The influencer also posted some of the other progress given to him by the developers recently, listed below:
– 200K+ onchain txs / day
– 44% of transactions use
– Mempool cleared, 1 sat/byte fees
– 2MB+ blocks being mined
– 37 Ehash/s hashrate ATH
– 9500+ lightning channels
– lightning wallets for iOS + Android
– sub-satoshi offchain fees
– Schnorr Sigs BIP
Drawbacks and Obstacles
The Lightning Network has come leaps and bounds since its conception three years ago. While its not running at a capacity sufficient for widespread adoption, it’s already in use with launched apps and active nodes operational.
However, the system is not without its problems and there are a number of concerning issues that ideally should be overcome before the network goes fully live.

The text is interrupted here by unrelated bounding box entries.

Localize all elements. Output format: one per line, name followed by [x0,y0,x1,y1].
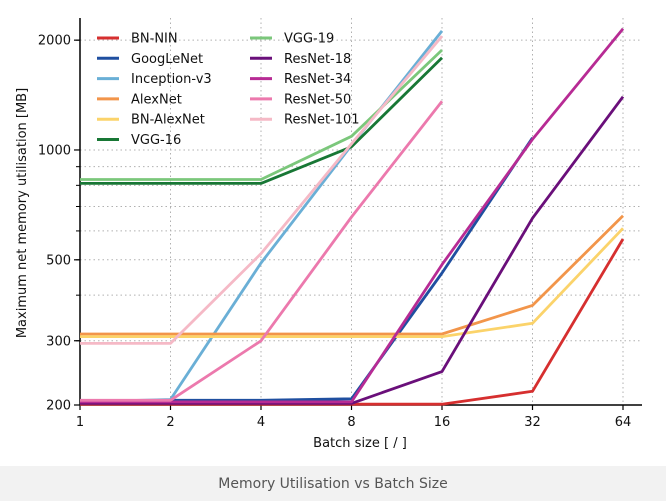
legend-label-vgg-16: VGG-16 [131,133,181,148]
legend-label-inception-v3: Inception-v3 [131,72,212,87]
legend-label-bn-nin: BN-NIN [131,32,178,47]
chart-area: 200 300 500 1000 2000 1 2 4 8 16 32 64 Batch size [… [15,18,642,451]
legend-label-resnet-34: ResNet-34 [284,72,351,87]
line-chart: 200 300 500 1000 2000 1 2 4 8 16 32 64 Batch size [… [15,18,642,451]
data-series [79,27,625,406]
x-tick-label: 32 [524,415,541,430]
series-line-resnet-18 [80,95,625,405]
series-line-alexnet [80,214,624,336]
y-axis-label: Maximum net memory utilisation [MB] [15,88,30,338]
series-line-resnet-34 [80,27,625,404]
x-tick-label: 16 [434,415,451,430]
series-line-vgg-16 [80,56,443,185]
grid-lines [79,18,642,406]
series-line-bn-alexnet [80,227,625,339]
x-tick-label: 64 [615,415,632,430]
legend-label-alexnet: AlexNet [131,92,182,107]
caption-bar: Memory Utilisation vs Batch Size [0,466,666,501]
y-tick-label: 2000 [38,34,71,49]
legend-label-resnet-18: ResNet-18 [284,52,351,67]
series-line-googlenet [79,137,534,403]
chart-caption: Memory Utilisation vs Batch Size [218,475,448,492]
legend-label-resnet-101: ResNet-101 [284,113,360,128]
tick-labels: 200 300 500 1000 2000 1 2 4 8 16 32 64 [38,34,631,430]
x-tick-label: 2 [166,415,174,430]
legend: BN-NIN GoogLeNet Inception-v3 AlexNet BN-Ale… [97,32,360,148]
legend-label-googlenet: GoogLeNet [131,52,203,67]
y-tick-label: 200 [46,399,71,414]
legend-label-resnet-50: ResNet-50 [284,92,351,107]
legend-label-bn-alexnet: BN-AlexNet [131,113,205,128]
series-line-resnet-101 [80,35,444,345]
series-line-resnet-50 [80,100,444,402]
legend-label-vgg-19: VGG-19 [284,32,334,47]
y-tick-label: 500 [46,253,71,268]
x-tick-label: 1 [76,415,84,430]
y-tick-label: 1000 [38,143,71,158]
x-tick-label: 8 [347,415,355,430]
y-tick-label: 300 [46,334,71,349]
x-axis-label: Batch size [ / ] [313,436,407,451]
x-tick-label: 4 [257,415,265,430]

It recently emerged that the Network is very centralized, despite the fact that it was created as a more complex but decentralized alternative to increasing the block size. Bitcoinist reported that the 220% spike in the network activity seen recently was actually the work of just one person, Andreas Brekken who is a supporter of Bitcoin Cash advocate Roger Ver.
Prior to Brekken’s node going live, the entire Lightning Network had a capacity of only around $225,000, with Brekken now comprising 49 percent of total network capacity at $427,000.
Given that Ver is an outspoken advocate of larger block sizes and a critic of the Lightning Network, believing it to be simply a mechanism by which to profit from an inherently decentralized and un-monetized cryptocurrency network, there are now concerns that the spike is the result of an effort to harm or control the Lightning Network at a crucial stage in order to discredit its use case.
The recent news comes on top of general issues surrounding a lack of adoption and real-life scalability – however, if the Network can become more centralized and the developers maintain the current rate of progress, it’s possible that Bitcoin will have a real scaling solution very soon.